Linux Kernel 2.6.31 Released
diegocgteleline.es writes "The Linux kernel v2.6.31 has been released. Besides the desktop improvements and USB 3.0 support mentioned some days ago, there is an equivalent of FUSE for character devices that can be used for proxying OSS sound through ALSA, new tools for using hardware performance counters, readahead improvements, ATI Radeon KMS, Intel's Wireless Multicomm 3200 support, gcov support, a memory checker and a memory leak detector, a reimplementation of inotify and dnotify on top of a new filesystem notification infrastructure, btrfs improvements, support for IEEE 802.15.4, IPv4 over Firewire, new drivers and small improvements. The full list of changes can be found here."
I guess I really wasn't into linux until the last 3-4 years, but hasn't OS X done this since the start? And I think my XP machine at work tries to use Firewire as a network adapter.
What took so long, honest question.
Lots and lots of driver work. Over 70% of all of the 2.6.30 to 2.6.31 patch is under drivers/, and there's another 6%+ in firmware/ and sound/. That's not entirely unusual, but it does seem to be growing. My rough rule of thumb used to be "50% drivers, 50% everything else", but that's clearly not true any more (and hasn't been for a while - we've been 60%+ since after 2.6.27
I personally think this is a real pity. So much time is being spent on getting drivers implemented that new features and other kinds enhancements are being pushed back.
Support for what? A quick search of newegg tells me I can't buy a motherboard, add-on card, or peripheral that supports USB 3.0 today. What exactly was windows 7 going to support? An unreleased chipset?
From your own article:
Jeff Ravencraft of Intel said that he expects the final specification to be announced in San Jose, Calif., on November 17.
Wait, so I'm supposed to be upset that Microsoft didn't ship experimental drivers for an unratified standard in their new OS?
OSS made it impossible to play more than one stream at once on a lot of hardware.
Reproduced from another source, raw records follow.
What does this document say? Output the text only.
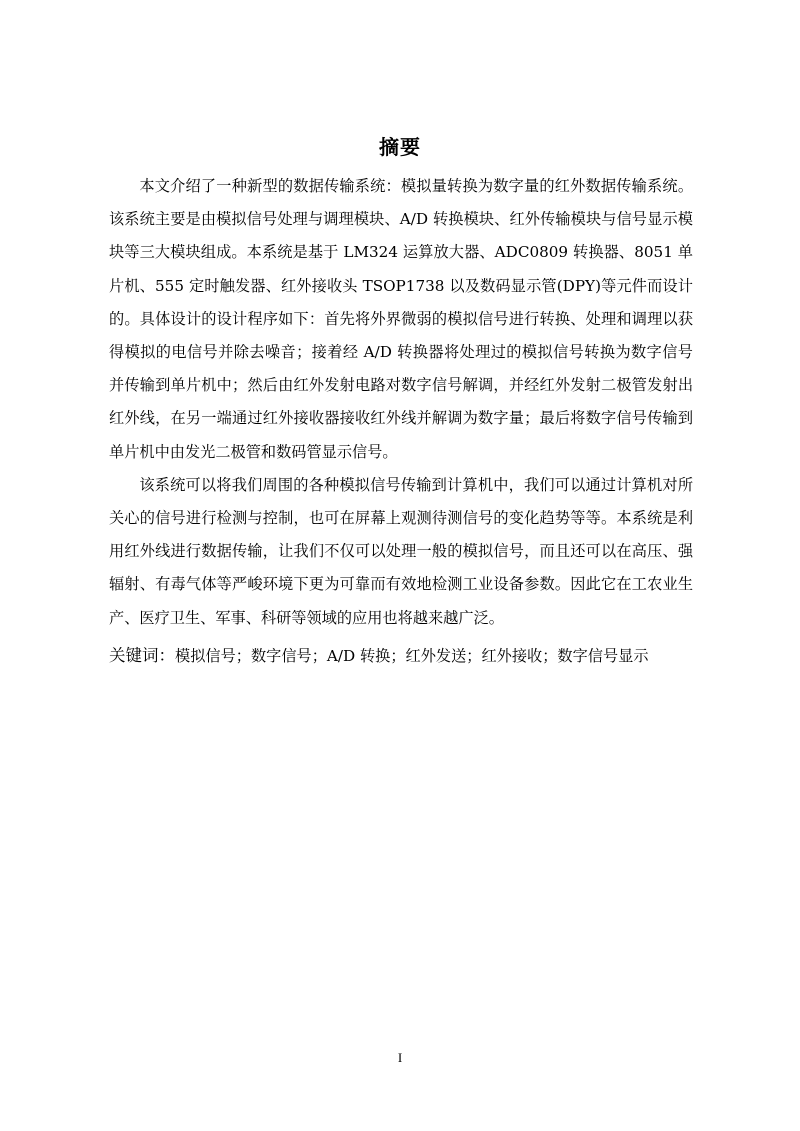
摘要

本文介绍了一种新型的数据传输系统：模拟量转换为数字量的红外数据传输系统。该系统主要是由模拟信号处理与调理模块、A/D 转换模块、红外传输模块与信号显示模块等三大模块组成。本系统是基于 LM324 运算放大器、ADC0809 转换器、8051 单片机、555 定时触发器、红外接收头 TSOP1738 以及数码显示管(DPY)等元件而设计的。具体设计的设计程序如下：首先将外界微弱的模拟信号进行转换、处理和调理以获得模拟的电信号并除去噪音；接着经 A/D 转换器将处理过的模拟信号转换为数字信号并传输到单片机中；然后由红外发射电路对数字信号解调，并经红外发射二极管发射出红外线，在另一端通过红外接收器接收红外线并解调为数字量；最后将数字信号传输到单片机中由发光二极管和数码管显示信号。

该系统可以将我们周围的各种模拟信号传输到计算机中，我们可以通过计算机对所关心的信号进行检测与控制，也可在屏幕上观测待测信号的变化趋势等等。本系统是利用红外线进行数据传输，让我们不仅可以处理一般的模拟信号，而且还可以在高压、强辐射、有毒气体等严峻环境下更为可靠而有效地检测工业设备参数。因此它在工农业生产、医疗卫生、军事、科研等领域的应用也将越来越广泛。

关键词：模拟信号；数字信号；A/D 转换；红外发送；红外接收；数字信号显示

I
With a standard configuration, alsa does also, you have to load the dmix module in your config to act as a software mixer on cards that don't do hardware mixing (most on board bits).
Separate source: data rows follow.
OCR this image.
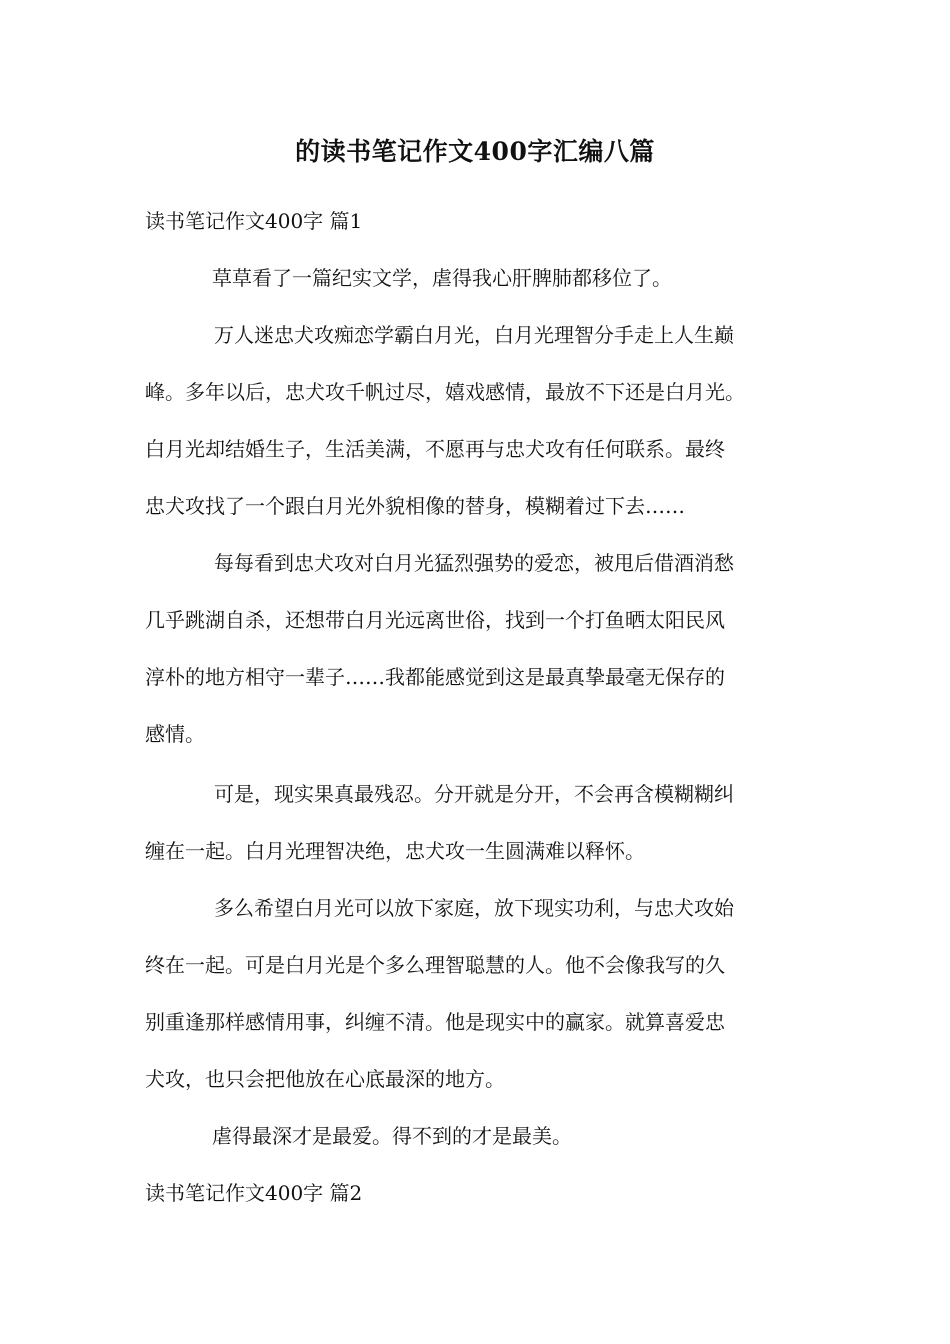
的读书笔记作文400字汇编八篇
读书笔记作文400字 篇1
草草看了一篇纪实文学，虐得我心肝脾肺都移位了。
万人迷忠犬攻痴恋学霸白月光，白月光理智分手走上人生巅
峰。多年以后，忠犬攻千帆过尽，嬉戏感情，最放不下还是白月光。
白月光却结婚生子，生活美满，不愿再与忠犬攻有任何联系。最终
忠犬攻找了一个跟白月光外貌相像的替身，模糊着过下去……
每每看到忠犬攻对白月光猛烈强势的爱恋，被甩后借酒消愁
几乎跳湖自杀，还想带白月光远离世俗，找到一个打鱼晒太阳民风
淳朴的地方相守一辈子……我都能感觉到这是最真挚最毫无保存的
感情。
可是，现实果真最残忍。分开就是分开，不会再含模糊糊纠
缠在一起。白月光理智决绝，忠犬攻一生圆满难以释怀。
多么希望白月光可以放下家庭，放下现实功利，与忠犬攻始
终在一起。可是白月光是个多么理智聪慧的人。他不会像我写的久
别重逢那样感情用事，纠缠不清。他是现实中的赢家。就算喜爱忠
犬攻，也只会把他放在心底最深的地方。
虐得最深才是最爱。得不到的才是最美。
读书笔记作文400字 篇2
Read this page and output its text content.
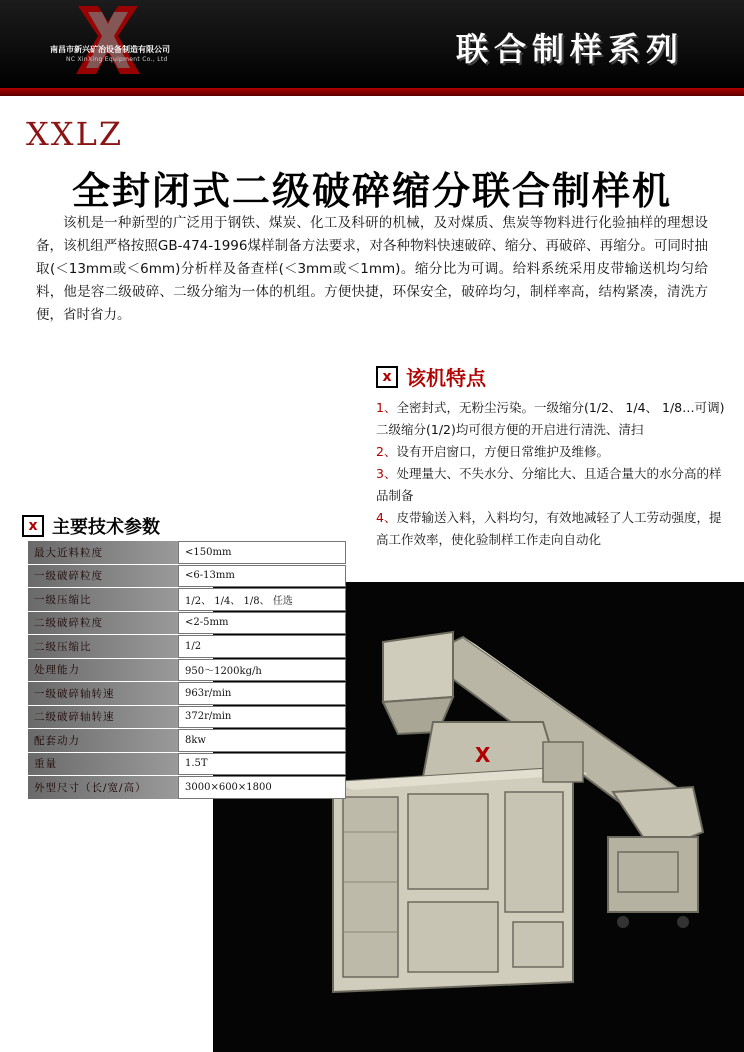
南昌市新兴矿冶设备制造有限公司
NC XinXing Equipment Co., Ltd	联合制样系列
XXLZ
全封闭式二级破碎缩分联合制样机
该机是一种新型的广泛用于钢铁、煤炭、化工及科研的机械，及对煤质、焦炭等物料进行化验抽样的理想设备，该机组严格按照GB-474-1996煤样制备方法要求，对各种物料快速破碎、缩分、再破碎、再缩分。可同时抽取(＜13mm或＜6mm)分析样及备查样(＜3mm或＜1mm)。缩分比为可调。给料系统采用皮带输送机均匀给料，他是容二级破碎、二级分缩为一体的机组。方便快捷，环保安全，破碎均匀，制样率高，结构紧凑，清洗方便，省时省力。
x 该机特点
1、全密封式，无粉尘污染。一级缩分(1/2、 1/4、 1/8…可调)二级缩分(1/2)均可很方便的开启进行清洗、清扫
2、设有开启窗口，方便日常维护及维修。
3、处理量大、不失水分、分缩比大、且适合量大的水分高的样品制备
4、皮带输送入料，入料均匀，有效地减轻了人工劳动强度，提高工作效率，使化验制样工作走向自动化
X
x 主要技术参数
最大近料粒度	<150mm
一级破碎粒度	<6-13mm
一级压缩比	1/2、 1/4、 1/8、 任选
二级破碎粒度	<2-5mm
二级压缩比	1/2
处理能力	950～1200kg/h
一级破碎轴转速	963r/min
二级破碎轴转速	372r/min
配套动力	8kw
重量	1.5T
外型尺寸（长/宽/高）	3000×600×1800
This is where the userspace demons enter it all, most of them just started out as another layer that does software mixing, but every man and his dog came up with his own invention.
As for just using alsa, that's great if you don't mind not having certain functionality, some of the sound demons do add some nice features (jack is the only one I've found worth using though). It could be argued the driver layer shouldn't have to deal with some of that advanced functionality though, another reason why these demons were made.
What IS the PA latency, and the Jack latency? Jack seems idiotic; just use the sound card directly. Seriously, consider this: JACK -> ALSA, you can go directly to ALSA anyway (I haven't had a sound server for years). Do the mixing in your application and output it to ALSA. If real-time performance is an issue, don't run multiple apps at once. Record separate tracks versus a (monitored) metronome(!) when doing music, and then merge them with Audacity or GLAME.
"Professional" audio amateurs seem to all be n00bs, using their recording device (computer) for playback whereas real "professionals" use monitors, metronomes, visual cues, and master tracks. You monitor your metronome, monitor yourself, monitor the playback track, whatever; and record a separate track. Then later you digitally merge those together. QED. Whatever stupidity relies entirely on your computer being able to low-latency its way out of a paper bag for you to get any work done is a huge engineering error.